В современной философии существуют две противоположные позиции в отношении смерти — позиция Хайдеггера и Бадью. Для Хайдеггера подлинная смерть (противопоставленная анонимному «кто–то умирает») есть допущение предельной невозможности существования здесь–бытия как «моего». Для Бадью смерть (конечность и смертность) — то, что у нас общего с животными, а подлинно человеческим измерением оказывается «бессмертие», ответ на призыв
«вечного» события. Вопреки противоположности, у Хайдеггера и Бадью одна и та же матрица — оппозиция подлинного вовлеченного существования и безымянной эгоистичной жажды, участия в жизни, в которой вещи — это просто «функция». Уникальная позиция мусульманина опровергает оба полюса этой оппозиции: сказать, что он ведет неподлинную жизнь безличного существа (das Man) на том основании, что он не вовлечен в аутентичный экзистенциальный проект, значит проявить крайний цинизм. Мусульманин находится где–то в другом месте, он — третий член, нулевой уровень, подрывающий саму оппозицию между подлинным существованием и безличным существом (das Man).
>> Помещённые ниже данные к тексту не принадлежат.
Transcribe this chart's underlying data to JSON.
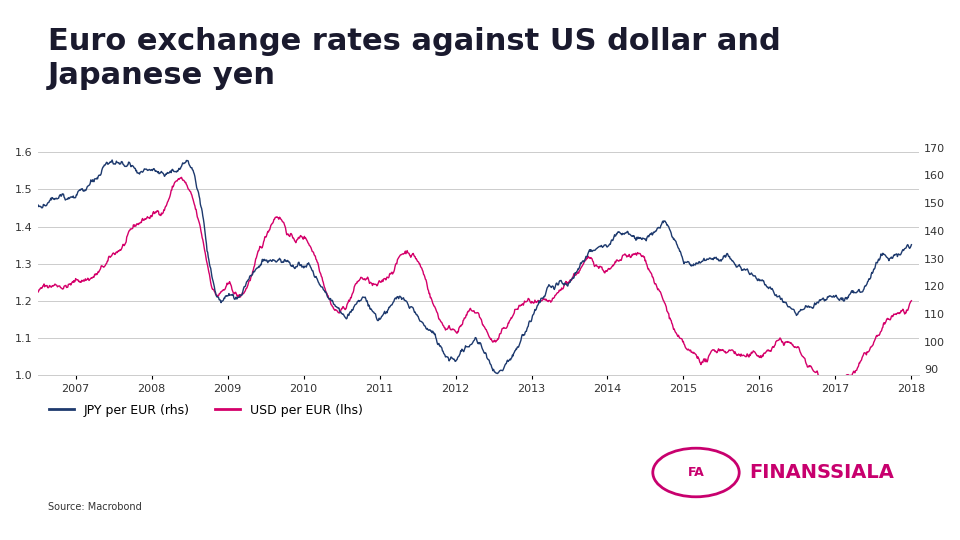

Этот нечеловеческий «неделимый остаток» человеческого, это существование вне свободы и достоинства, более того, вне самой оппозиции добра и зла характеризует современную посттрагическую позицию, куда более чудовищную, чем любая классическая трагедия. Если же эту позицию все–таки описывать в терминах греческих трагедий, то нужно сказать, что исключительный статус мусульман объясняется тем, что они находятся в запретной зоне, зоне невыразимого ужаса: лицом к лицу сталкиваются они с самой вещью.Доказательством тому служит еще одна черта, отмеченная очевидцами: взгляд мусульманина. Это десубъективированный, пронизывающий насквозь взгляд, в котором тотальное бесстрастное равнодушие (угасающие «искры жизни», вовлеченного существования) совпадает с жуткой напряженной фиксацией, такой, будто взгляд замерз, оказался обездвиженным от увиденного, оттого, на что нельзя смотреть. Нет ничего удивительного в том, что в связи с этим взглядом вспоминают о голове Горгоны: помимо змеиных волос, ее отличает раскрытый будто в шоке, застывший в удивленной неподвижности рот и пронзительный взгляд широко открытых глаз, уставившихся на неименуемый источник ужаса, чье положение совпадает с нашим, положением зрителя. На более глубоком уровне мы сталкиваемся здесь с позитивизацией невозможности, из которой прорастает объект–фетиш. Как же объект–взгляд превращается в фетиш? Посредством гегелевского превращения невозможности видеть объект в объекте, который материализует саму эту невозможность: поскольку субъект не может прямо видеть эту смертоносно чарующую вещь
, он совершает что–то вроде обращения–внутрь–себя–самого, посредством которого чарующий его объект становится самим взглядом. В этом смысле (хотя и не совсем симметрично), взгляд и голос — «рефлексивные» объекты, т. е. объекты, материализующие невозможное, «матемы», как сказал бы Лакан. Может быть, лучшим кинематографическим примером этого будет падение заколотого детектива Арбогаста со ступенек в хичкоковском «Психе»: пронзительный взгляд его неподвижной головы, снятый на движущемся фоне (вопреки тому, что обычно происходит в «реальности», где неподвижным остается фон, а голова движется), смотрит с блаженным выражением куда–то по ту сторону обычного ужаса, смотрит на вещь, что убивает его. У этого взгляда есть предшественники. Это пронизывающий взгляд Скопи в сновидении из «Головокружения». Это пронзительный взгляд летящего на пир убийцы из раннего недооцененного шедевра «Убийца» [69]. Где же здесь объект–взгляд? Это не тот взгляд, которым мы смотрим, но то, что смотрит, т. е. взгляд самой камеры, в конечном счете наш собственный (зрительский) взгляд. Мусульманина как раз–таки и характеризует этот нулевой уровень, на котором больше невозможно четко отличить взгляд от воспринимаемого им объекта, уровень, на котором сам шокированный взгляд становится предельным объектом ужаса.